1° Il serait moins onéreux pour les chefs d’industrie. — Pour les mines, les charges atteignent 2,27% du salaire, dans moins de 20 ans, elles atteindront 4%. Les frais d’administration ne cessent pas d’augmenter.
Dans la corporation, existe le conseil qui représente la jurande des anciennes corporations. La moindre résistance est punie de 1 000 mark. Si un industriel ne se conforme pas à ses prescriptions, il peut majorer le taux de la prime de 500%. La loi punit ceux qui violeraient, en les publiant, les secrets de fabrique surpris au cours de leurs inspections, mais elle reste muette sur le cas de ceux qui les appliqueraient pour leur compte.
2° La loi avait la prétention de diminuer le nombre des accidents. Par 1 000 assurés, le nombre a passé de 22,78 en 1887, à 30,28 en 1890, à 37,93 en 1895.
Les accidents mortels se sont maintenus autour du chiffre 0,70 pour 1 000.

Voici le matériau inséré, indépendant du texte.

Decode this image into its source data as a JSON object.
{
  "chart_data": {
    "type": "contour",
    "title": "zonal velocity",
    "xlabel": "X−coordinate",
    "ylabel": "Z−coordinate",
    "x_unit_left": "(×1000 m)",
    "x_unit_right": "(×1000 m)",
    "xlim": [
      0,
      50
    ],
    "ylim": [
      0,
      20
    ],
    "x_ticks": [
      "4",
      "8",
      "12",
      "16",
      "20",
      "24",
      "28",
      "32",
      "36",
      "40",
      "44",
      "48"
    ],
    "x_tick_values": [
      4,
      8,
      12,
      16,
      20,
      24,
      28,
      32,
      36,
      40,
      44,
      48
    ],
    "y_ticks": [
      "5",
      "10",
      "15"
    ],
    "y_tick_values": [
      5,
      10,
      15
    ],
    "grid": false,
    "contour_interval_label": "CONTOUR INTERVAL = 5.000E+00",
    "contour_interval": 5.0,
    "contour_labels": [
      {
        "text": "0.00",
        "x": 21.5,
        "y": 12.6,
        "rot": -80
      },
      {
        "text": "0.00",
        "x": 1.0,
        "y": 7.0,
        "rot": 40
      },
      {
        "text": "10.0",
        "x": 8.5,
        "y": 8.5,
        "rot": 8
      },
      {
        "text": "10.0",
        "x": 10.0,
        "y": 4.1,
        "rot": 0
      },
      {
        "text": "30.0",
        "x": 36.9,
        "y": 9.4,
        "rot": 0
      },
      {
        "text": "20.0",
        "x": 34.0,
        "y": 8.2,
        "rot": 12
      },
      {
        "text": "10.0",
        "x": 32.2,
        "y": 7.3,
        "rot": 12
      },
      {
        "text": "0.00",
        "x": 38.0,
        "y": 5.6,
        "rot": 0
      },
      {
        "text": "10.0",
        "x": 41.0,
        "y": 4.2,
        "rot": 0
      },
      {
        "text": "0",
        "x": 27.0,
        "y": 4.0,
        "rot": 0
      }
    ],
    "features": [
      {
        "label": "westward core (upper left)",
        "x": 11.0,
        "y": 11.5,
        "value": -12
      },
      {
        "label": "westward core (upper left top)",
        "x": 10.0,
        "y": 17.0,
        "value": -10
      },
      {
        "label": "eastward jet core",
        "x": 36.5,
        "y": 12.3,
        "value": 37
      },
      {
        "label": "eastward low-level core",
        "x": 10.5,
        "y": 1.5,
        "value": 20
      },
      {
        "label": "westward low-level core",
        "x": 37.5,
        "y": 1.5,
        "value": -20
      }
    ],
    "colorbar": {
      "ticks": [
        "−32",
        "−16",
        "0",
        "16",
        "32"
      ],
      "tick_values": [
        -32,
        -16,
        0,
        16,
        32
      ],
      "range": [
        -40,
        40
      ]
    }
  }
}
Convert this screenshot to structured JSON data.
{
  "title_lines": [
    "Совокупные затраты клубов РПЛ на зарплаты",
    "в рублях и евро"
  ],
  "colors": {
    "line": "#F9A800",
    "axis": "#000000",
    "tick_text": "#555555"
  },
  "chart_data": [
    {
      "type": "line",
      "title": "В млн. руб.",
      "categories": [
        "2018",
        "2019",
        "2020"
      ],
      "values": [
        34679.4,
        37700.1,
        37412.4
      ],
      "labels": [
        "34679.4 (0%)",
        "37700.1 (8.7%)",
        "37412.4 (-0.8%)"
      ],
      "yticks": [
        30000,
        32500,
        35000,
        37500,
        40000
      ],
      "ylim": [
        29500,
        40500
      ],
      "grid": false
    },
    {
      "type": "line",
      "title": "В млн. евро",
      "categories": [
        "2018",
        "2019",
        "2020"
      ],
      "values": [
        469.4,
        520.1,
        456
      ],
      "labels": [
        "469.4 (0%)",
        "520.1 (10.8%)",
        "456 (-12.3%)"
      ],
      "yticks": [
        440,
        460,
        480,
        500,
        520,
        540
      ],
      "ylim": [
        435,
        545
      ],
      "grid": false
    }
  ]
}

Les incapacités temporaires prolongées de plus de 90 jours, ont passé pour 1 000 assurés, de 2,10 en 1886, à 4,63 en 1890, à 5,57 en 1895, soit une augmentation de 165%.
Les secours et indemnités par 1 000 mark de salaires assurés ont passé de 0,76 en 1886, à 5 mark 13 en 1890, à 9,64 en 1895, et ils doivent doubler.
3° La loi du 6 juillet 1884 devait garantir l’ouvrier contre tout risque, quelle qu’en fût la cause. L’exposé des motifs disait :
« Sauf le cas de préméditation, la rente ne peut être refusée à la victime, même si elle a été, par sa faute, la cause de l’accident. » Le paragraphe 7 de l’article 5 était conçu est conséquence.
M. Bœdiker célébrait cette disposition en 1891, au congrès de Berne : et cependant le 20 janvier 1890, une décision de l’office impérial des assurances allemandes rejetait la demande d’indemnité d’un ouvrier qui avait été blessé en se servant d’un monte-charge dont l’usage était interdit sous peine d’une amende de 2 ou 3 mark.
Une note officielle, publiée dans le Kamposs, du 20 février 1895, disait : « Le nombre des patrons (qu’inquiète la progression des accidents) augmente sans cesse : de plus en plus on demande de rendre les ouvriers responsables en quelque sorte du nombre des accidents, en ce sens que l’indemnité normale serait diminuée en cas de négligence ou de faute lourde.
4° La loi de 1884 avait la prétention de supprimer les litiges. Voici le résultat :
Nombre des litiges | Nombre des appels | |
1886 | 2 436 | 267 |
1890 | 14 879 | 2 354 |
1895 | 38 647 | 9 273 |
Le nombre des litiges a augmenté encore plus rapidement que le nombre des accidents.
5° La loi de 1884 prétendait établir la paix sociale. Le nombre des litiges ne fait pas supposer qu’elle ait obtenu ce résultat :
De plus, l’office impérial applique la loi dans un sens de plus en plus restrictif, au fur et à mesure que les charges augmentent : dans les premières années, on accordait des indemnités totales à 2 300 personnes, le chiffre est réduit, dans ces deux dernières années, à 855 et à 780 blessés.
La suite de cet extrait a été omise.